A
droga da hipocrisia
Por
Alessandra Leles Rocha
Na medida em que a
situação beira os limites da dramaticidade horrenda, é impossível não pensar
que a sociedade foi, pelo menos em parte, anestesiada pela droga da hipocrisia.
Um país que não tem no âmbito das suas leis permissão para tirar a vida de
outro; mas, permite silenciar-se aos abusos que levam ao morticínio de mais de
300 mil seres humanos, durante essa Pandemia, só pode ser considerado
hipócrita.
Aliás, é bom que se
esclareça que os números da morte, certamente, ultrapassam essa cifra, quando
adicionados aqueles oriundos das violências, das misérias, dos infortúnios cotidianos,
os quais, também, são ofuscados e invisibilizados por muitas pessoas. Porque a
hipocrisia traça recortes perversos da realidade, para tentar construir um
mosaico que seja capaz de atender a interesses muito próprios e particulares de
quem se considera acima do Bem e do Mal.
É, caro (a) leitor
(a), o papel da droga da hipocrisia é buscar reduzir, sempre e mais, o que é irredutível,
minimizar aquilo que não pode ser minimizado, a fim de que a realidade paralela
possa lançar no ar uma atmosfera menos densa e hostil, sem que seja necessário
investir esforços para pensar, fazer, agir. Porque isso seria cansativo. Seria oneroso
demais.
Toda essa inação
escancara, então, a superficialidade das convicções e valores que permeiam essa
parcela da sociedade e tentam se impor, a qualquer preço, como padrão de comportamento
e conduta geral. A droga da hipocrisia não defende a vida em nenhuma instância.

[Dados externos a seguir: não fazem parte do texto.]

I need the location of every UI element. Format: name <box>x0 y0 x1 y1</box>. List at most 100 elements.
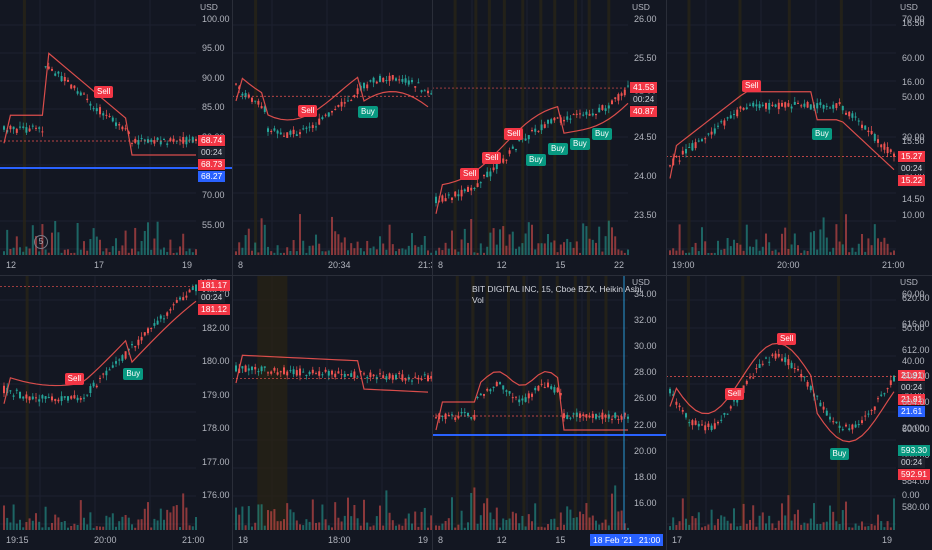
volume-bar <box>273 509 276 530</box>
chart-pane-8[interactable]: 60.0050.0040.0030.0020.0010.000.001719US… <box>666 275 932 550</box>
volume-bar <box>57 517 60 530</box>
volume-bar <box>534 249 537 255</box>
candle-body <box>787 359 790 366</box>
price-chart-canvas[interactable] <box>232 0 432 275</box>
volume-bar <box>457 251 460 255</box>
candle-body <box>460 412 463 414</box>
volume-bar <box>505 519 508 530</box>
candle-body <box>553 117 556 121</box>
candle-body <box>524 138 527 141</box>
volume-bar <box>713 525 716 530</box>
candle-body <box>430 376 432 379</box>
candle-body <box>752 377 755 379</box>
volume-bar <box>251 526 253 530</box>
volume-bar <box>691 516 694 530</box>
secondary-price-axis-label: 604.00 <box>902 397 930 408</box>
candle-body <box>822 105 825 109</box>
chart-pane-3[interactable]: 26.0025.5025.0024.5024.0023.508121522USD… <box>432 0 666 275</box>
session-band <box>587 0 591 255</box>
volume-bar <box>191 526 194 530</box>
price-chart-canvas[interactable] <box>666 275 932 550</box>
candle-body <box>156 137 159 141</box>
chart-pane-4[interactable]: 70.0060.0050.0030.0020.0010.0019:0020:00… <box>666 0 932 275</box>
volume-bar <box>92 228 95 255</box>
chart-pane-5[interactable]: 183.00182.00180.00179.00178.00177.00176.… <box>0 275 232 550</box>
volume-bar <box>95 236 98 255</box>
price-chart-canvas[interactable] <box>432 275 666 550</box>
candle-body <box>534 128 537 132</box>
candle-body <box>63 396 66 398</box>
price-tag: 00:24 <box>630 94 658 106</box>
volume-bar <box>435 250 437 255</box>
candle-body <box>420 90 423 92</box>
volume-bar <box>172 506 175 530</box>
candle-body <box>694 420 697 425</box>
chart-pane-7[interactable]: 34.00 32.00 30.00 28.00 26.00 22.00 20.00 18.00… <box>432 275 666 550</box>
candle-body <box>35 127 37 129</box>
volume-bar <box>147 222 149 255</box>
secondary-price-tag: 00:24 <box>898 457 926 468</box>
candle-body <box>404 378 407 381</box>
price-chart-canvas[interactable] <box>666 0 932 275</box>
volume-bar <box>755 526 758 530</box>
volume-bar <box>854 251 857 255</box>
volume-bar <box>688 252 691 255</box>
volume-bar <box>137 519 140 530</box>
candle-body <box>47 66 50 69</box>
volume-bar <box>723 248 726 255</box>
candle-body <box>441 416 444 418</box>
candle-body <box>35 397 37 399</box>
candle-body <box>22 396 25 399</box>
candle-body <box>678 160 681 162</box>
candle-body <box>166 143 169 145</box>
candle-body <box>57 399 60 402</box>
volume-bar <box>299 524 301 530</box>
candle-body <box>311 369 314 374</box>
volume-bar <box>185 251 188 255</box>
candle-body <box>331 370 333 375</box>
volume-bar <box>813 231 815 255</box>
volume-bar <box>124 514 127 530</box>
pane-divider[interactable] <box>0 275 932 276</box>
price-chart-canvas[interactable] <box>0 275 232 550</box>
candle-body <box>749 377 751 379</box>
volume-bar <box>873 525 876 530</box>
candle-body <box>531 130 533 132</box>
price-tag: 68.74 <box>198 135 226 146</box>
volume-bar <box>457 524 460 530</box>
secondary-price-axis-label: 612.00 <box>902 345 930 356</box>
volume-bar <box>540 243 543 255</box>
candle-body <box>486 388 489 391</box>
price-chart-canvas[interactable] <box>432 0 666 275</box>
candle-body <box>395 374 397 380</box>
volume-bar <box>334 502 337 530</box>
candle-body <box>398 79 401 81</box>
candle-body <box>857 120 860 122</box>
volume-bar <box>710 252 713 255</box>
candle-body <box>591 113 594 116</box>
volume-bar <box>579 252 581 255</box>
candle-body <box>191 287 194 290</box>
volume-bar <box>825 521 828 530</box>
candle-body <box>188 139 191 141</box>
candle-body <box>375 81 378 84</box>
volume-bar <box>70 525 73 530</box>
time-axis-label: 17 <box>672 535 683 545</box>
volume-bar <box>841 244 844 255</box>
price-axis-label: 0.00 <box>902 490 920 501</box>
candle-body <box>822 406 825 410</box>
volume-bar <box>857 525 860 530</box>
price-chart-canvas[interactable] <box>232 275 432 550</box>
volume-bar <box>44 506 47 530</box>
candle-body <box>67 79 69 82</box>
volume-bar <box>235 251 237 255</box>
candle-body <box>366 84 369 89</box>
time-axis-label: 12 <box>496 260 507 270</box>
volume-bar <box>790 520 793 530</box>
candle-body <box>508 391 511 394</box>
indicator-count-badge[interactable]: 5 <box>34 235 48 249</box>
chart-pane-1[interactable]: 100.0095.0090.0085.0080.0075.0070.0055.0… <box>0 0 232 275</box>
volume-bar <box>851 527 854 530</box>
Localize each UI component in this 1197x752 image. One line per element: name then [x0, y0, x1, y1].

Para ela o que importa é garantir a sobrevivência de quem aceita as suas
regras, compactua com as suas ideias distorcidas e cruéis.
Por isso, as
aglomerações, as Fake News e os
desrespeitos de todo tipo persistem. Basta observar que ao menor aceno de
contenção à Pandemia, ocorre um recrudescimento das práticas contrárias. Ou
seja, a droga da hipocrisia estica a corda para ver até quando suas tolices e
insensatez conseguem se sustentar. Mesmo que isso continue a custar um preço
humano tão alto, seja dentro ou fora do território nacional.
Porque a droga da
hipocrisia tem efeitos colaterais severos. Compromete a credibilidade. Degrada as
relações econômicas. Aquece as tensões diplomáticas. Paralisa a capacidade
dialógica. Que no fim, culminam em um estado de exclusão grave. O país passa a
ser percebido como um pária internacional. Um resultado que não é ruim para
esse ou aquele segmento populacional; mas, para todos. Porque inviabiliza a
presença do país no cenário globalizado mundial.
O que significa que
as contribuições maléficas, desnecessárias e improdutivas de uns e outros,
nesse cenário pandêmico, estão sim, acelerando a avalanche de prejuízos que
está em curso. Quanto mais se retarda as medidas de contenção e mitigação da
disseminação do vírus Sars-COV-2, impedindo o rápido aparecimento de novas variantes
com mais potencialidade infectante, mais susceptível permanece a sociedade ao
travamento da dinâmica social.
O mundo inteiro já se
deu conta de que não há uma solução única capaz de pôr fim a esse processo pandêmico.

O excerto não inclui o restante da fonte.